The Parable of the Sower 6/14, The War Prayer, 2019, h 180 cm x b 136 cm (h 70.9 in x w 53.5 in), collage of adhesive film on drawing polyester on lightbox

Parable of the Sower 6

Parable of the Sower VI, series #14, The War Prayer, 2019. H 180 cm x w 136 cm (h 70.9 in x w 53.5 inch). Collage of adhesive film on drawing polyester on lightbox.

The War Prayer

During a recent research, I discovered Mark Twain’s (1805-1910) book “The War Prayer”. The book was initially forbidden. The story had similarities with the church attack in Charleston. Mark Twain wrote “The War Prayer” in response to the Spanish-American War and the subsequent Philippine-American War. The book remained unpublished until 1923, thirteen years after his death.

An aged stranger entered and moved with slow and noiseless step up the main aisle. His eyes fixed upon the minister. His long body clothed in a robe that reached to his feet. is head bare, his white hair descending in a frothy cataract to his shoulders, his seamy face unnaturally pale, pale even to ghastliness

(Mark Twain, The War Prayer, 1905). The pastor read from “Laws for War, When you go to war”. Chapter 20 of Deuteronomy that just like “Book of the Wars of the Lord” are parts of the Old Testament.

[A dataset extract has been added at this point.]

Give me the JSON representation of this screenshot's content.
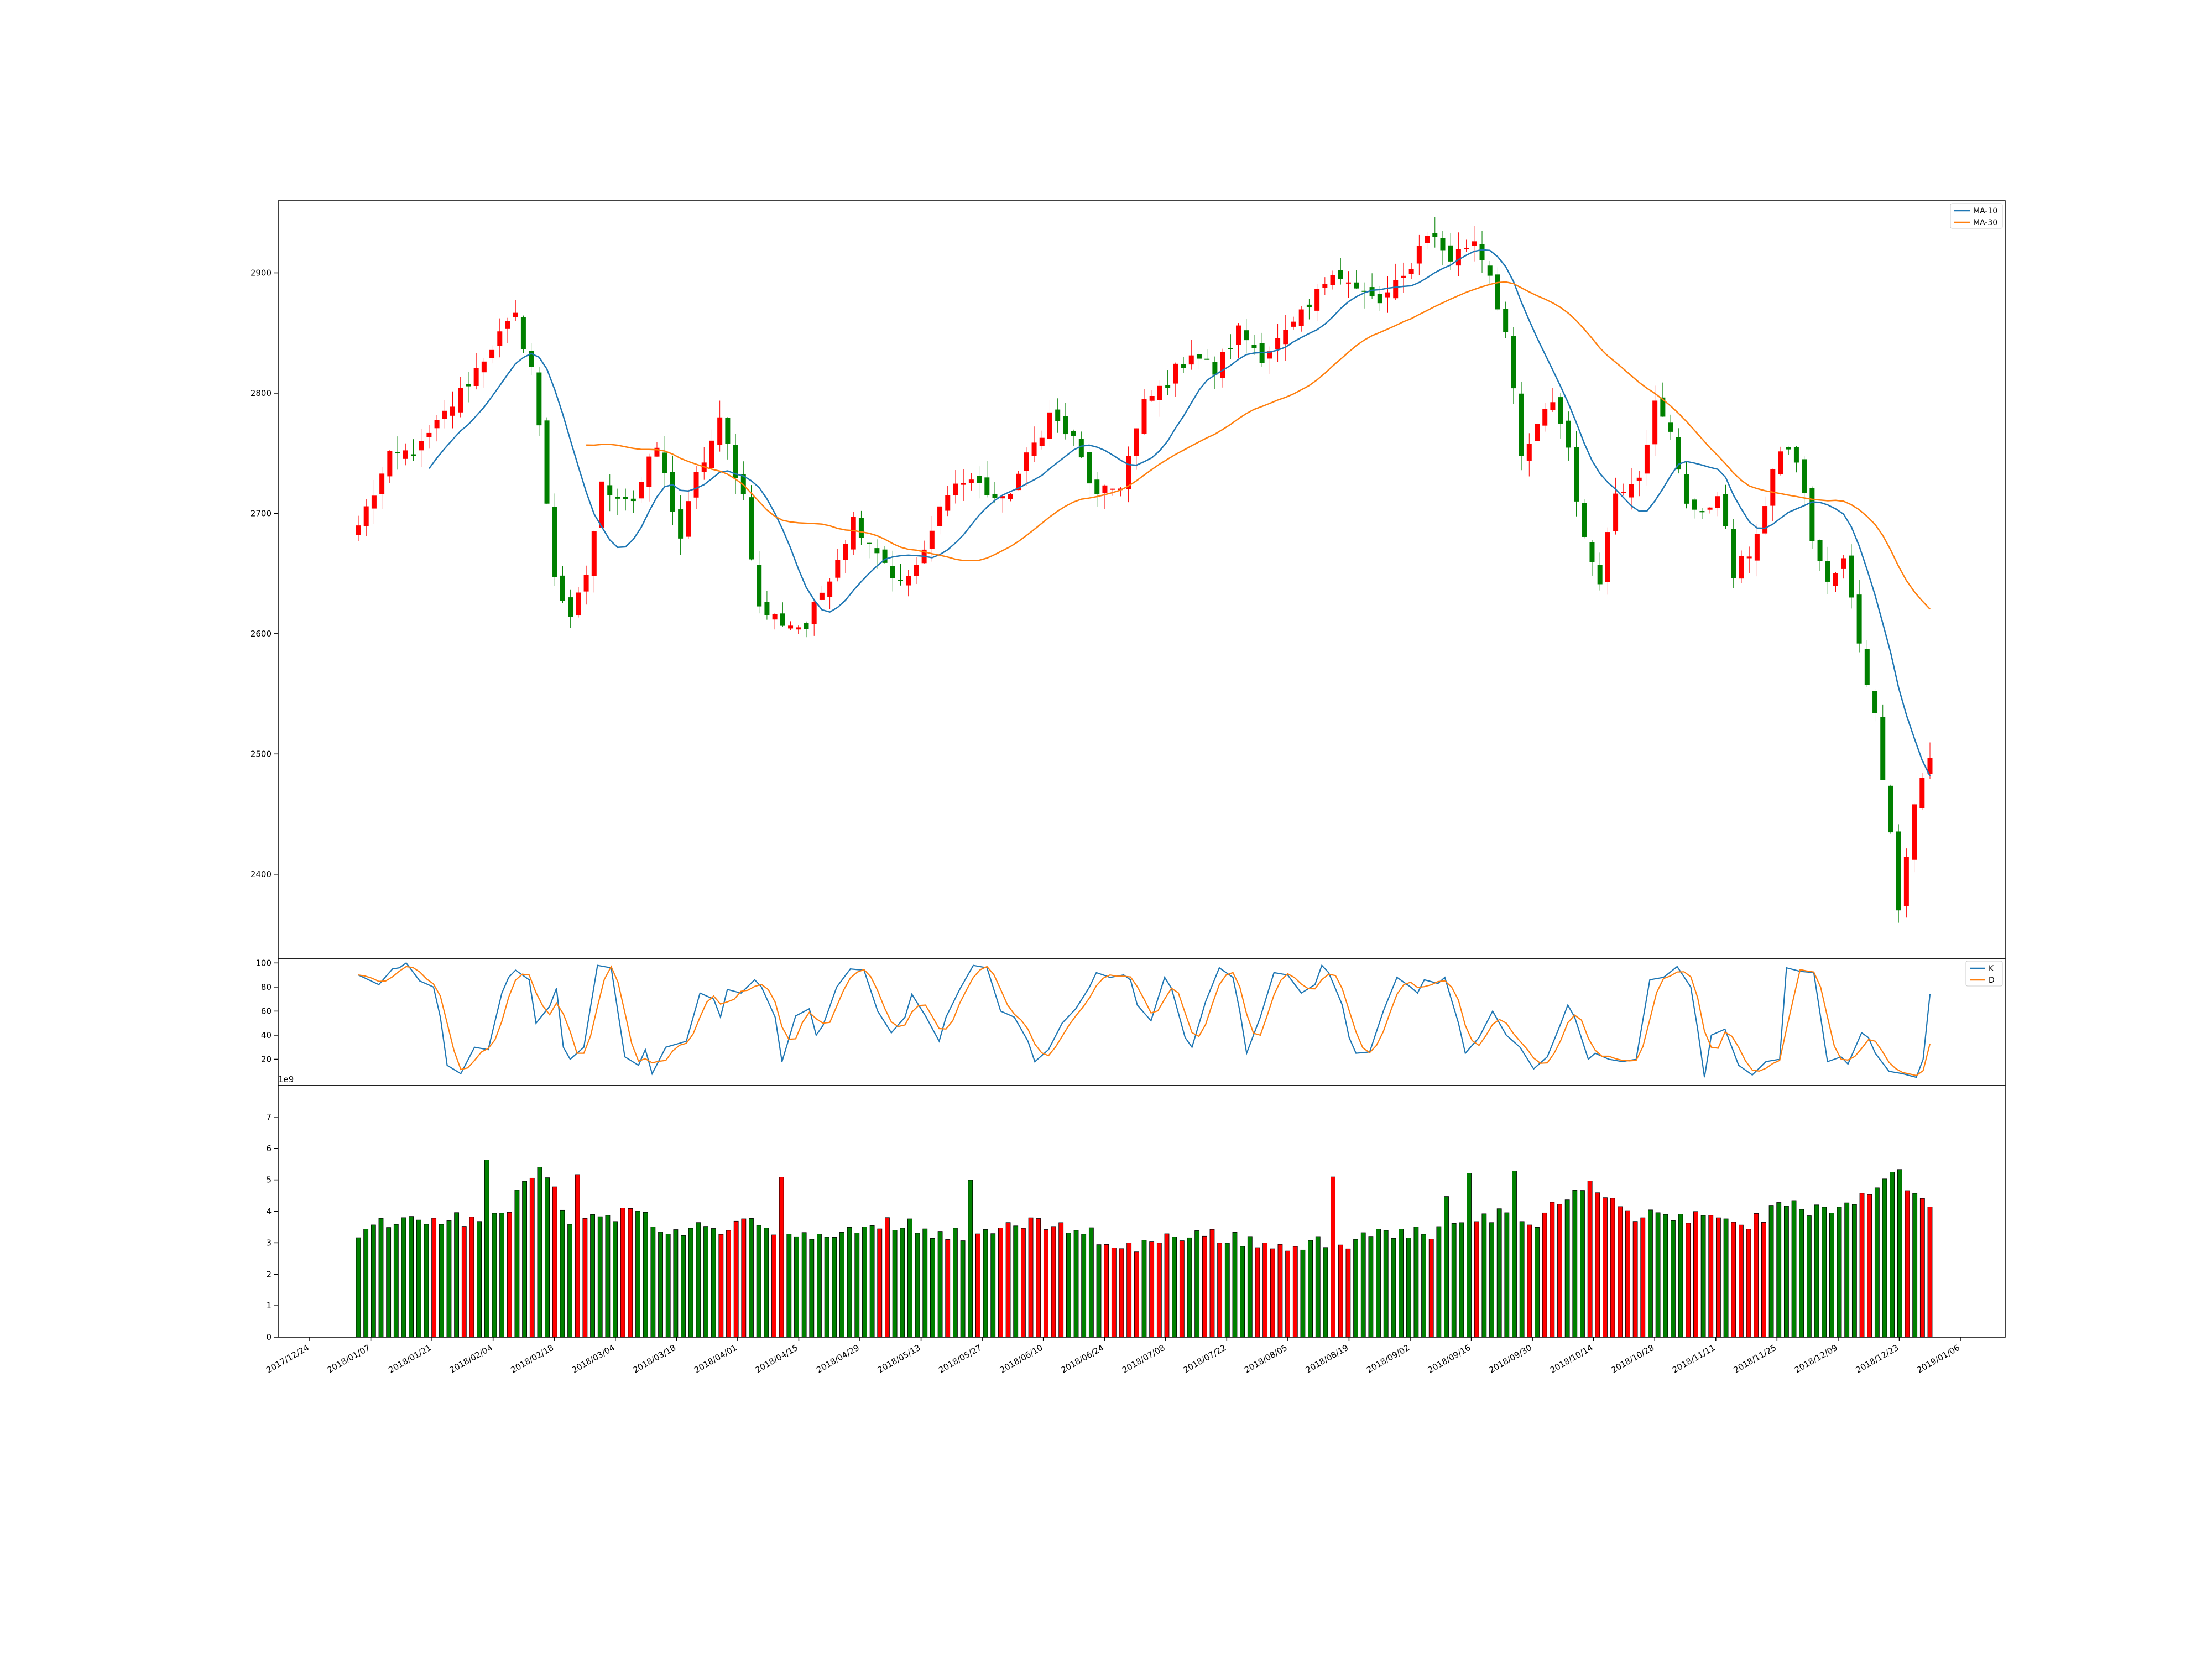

In “The War Prayer”, the stranger confronts the pastor and the church community with group egoism, praying for a successful result of one’s own group, of an avoidable war and propagandize it. The message from the strange visitor amounted to: “stop patriotic incitement to a useless war and religious incitement of innocent civilians to go to war.” He was considered a lunatic “because there was no sense in what he said” (The War Prayer, 1905).